Best HashMap initial capacity while indexing a List

java hashmap initial capacity
hashmap with fixed size
java hashmap increase size
hashmap put
declare hashmap with size
hashmap methods
initialize hashmap with arraylist
hashmap getordefault

I have a list (List<T> list) and I want to index its objects by their ids using a map (HashMap<Integer, T> map). I always use list.size() as the initial capacity in the HashMap constructor,like in the code below. Is this the best initial capacity to be used in this case?

Note: I'll never add more items to the map.

List<T> list = myList;
Map<Integer, T> map = new HashMap<Integer, T>(list.size());
for(T item : list) {
    map.put(item.getId(), item);
}

If you wish to avoid rehashing the HashMap, and you know that no other elements will be placed into the HashMap, then you must take into account the load factor as well as the initial capacity. The load factor for a HashMap defaults to 0.75.

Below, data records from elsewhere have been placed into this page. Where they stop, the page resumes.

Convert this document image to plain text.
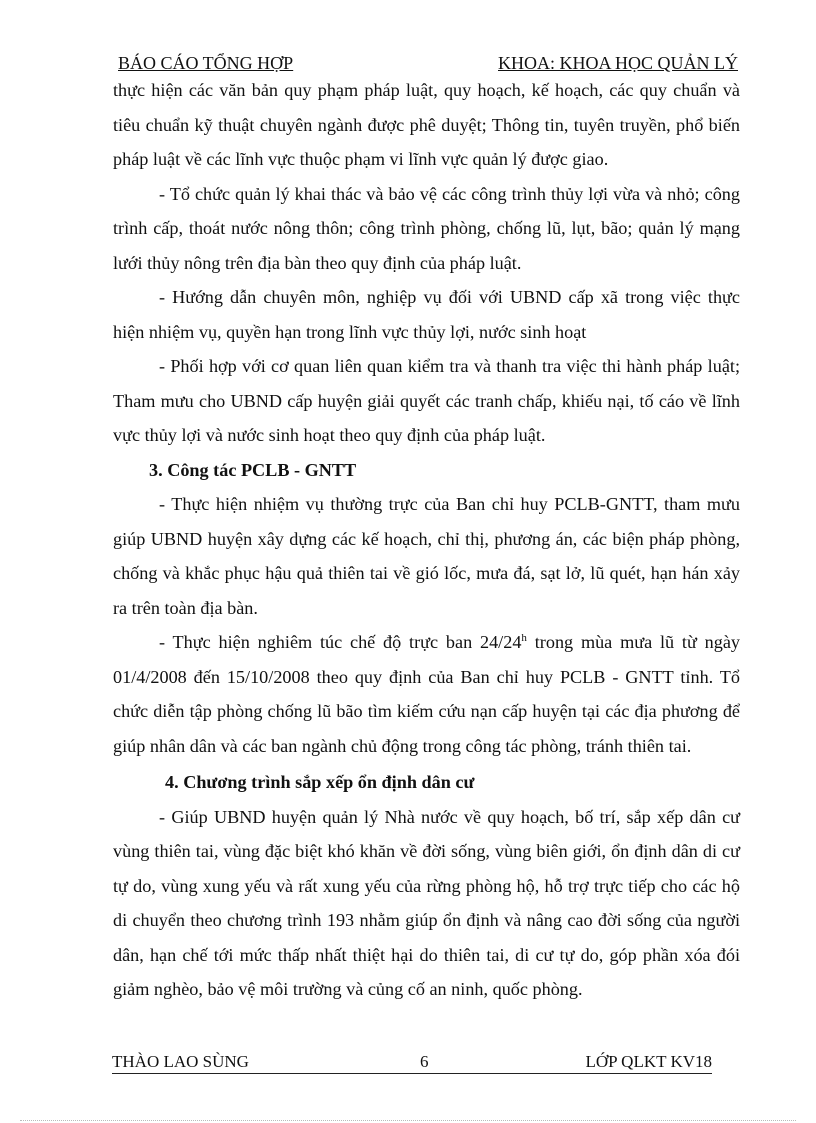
BÁO CÁO TỔNG HỢP	KHOA: KHOA HỌC QUẢN LÝ

thực hiện các văn bản quy phạm pháp luật, quy hoạch, kế hoạch, các quy chuẩn và tiêu chuẩn kỹ thuật chuyên ngành được phê duyệt; Thông tin, tuyên truyền, phổ biến pháp luật về các lĩnh vực thuộc phạm vi lĩnh vực quản lý được giao.

- Tổ chức quản lý khai thác và bảo vệ các công trình thủy lợi vừa và nhỏ; công trình cấp, thoát nước nông thôn; công trình phòng, chống lũ, lụt, bão; quản lý mạng lưới thủy nông trên địa bàn theo quy định của pháp luật.

- Hướng dẫn chuyên môn, nghiệp vụ đối với UBND cấp xã trong việc thực hiện nhiệm vụ, quyền hạn trong lĩnh vực thủy lợi, nước sinh hoạt

- Phối hợp với cơ quan liên quan kiểm tra và thanh tra việc thi hành pháp luật; Tham mưu cho UBND cấp huyện giải quyết các tranh chấp, khiếu nại, tố cáo về lĩnh vực thủy lợi và nước sinh hoạt theo quy định của pháp luật.

3. Công tác PCLB - GNTT

- Thực hiện nhiệm vụ thường trực của Ban chỉ huy PCLB-GNTT, tham mưu giúp UBND huyện xây dựng các kế hoạch, chỉ thị, phương án, các biện pháp phòng, chống và khắc phục hậu quả thiên tai về gió lốc, mưa đá, sạt lở, lũ quét, hạn hán xảy ra trên toàn địa bàn.

- Thực hiện nghiêm túc chế độ trực ban 24/24$^h$ trong mùa mưa lũ từ ngày 01/4/2008 đến 15/10/2008 theo quy định của Ban chỉ huy PCLB - GNTT tỉnh. Tổ chức diễn tập phòng chống lũ bão tìm kiếm cứu nạn cấp huyện tại các địa phương để giúp nhân dân và các ban ngành chủ động trong công tác phòng, tránh thiên tai.

4. Chương trình sắp xếp ổn định dân cư

- Giúp UBND huyện quản lý Nhà nước về quy hoạch, bố trí, sắp xếp dân cư vùng thiên tai, vùng đặc biệt khó khăn về đời sống, vùng biên giới, ổn định dân di cư tự do, vùng xung yếu và rất xung yếu của rừng phòng hộ, hỗ trợ trực tiếp cho các hộ di chuyển theo chương trình 193 nhằm giúp ổn định và nâng cao đời sống của người dân, hạn chế tới mức thấp nhất thiệt hại do thiên tai, di cư tự do, góp phần xóa đói giảm nghèo, bảo vệ môi trường và củng cố an ninh, quốc phòng.

THÀO LAO SÙNG	6	LỚP QLKT KV18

The calculation to determine whether rehashing is necessary occurs whenever an new entry is added, e.g. put places a new key/value. So if you specify an initial capacity of list.size(), and a load factor of 1, then it will rehash after the last put. So to prevent rehashing, use a load factor of 1 and a capacity of list.size() + 1.

EDIT

Looking at the HashMap source code, it will rehash if the old size meets or exceeds the threshold, so it won't rehash on the last put. So it looks like a capacity of list.size() should be fine.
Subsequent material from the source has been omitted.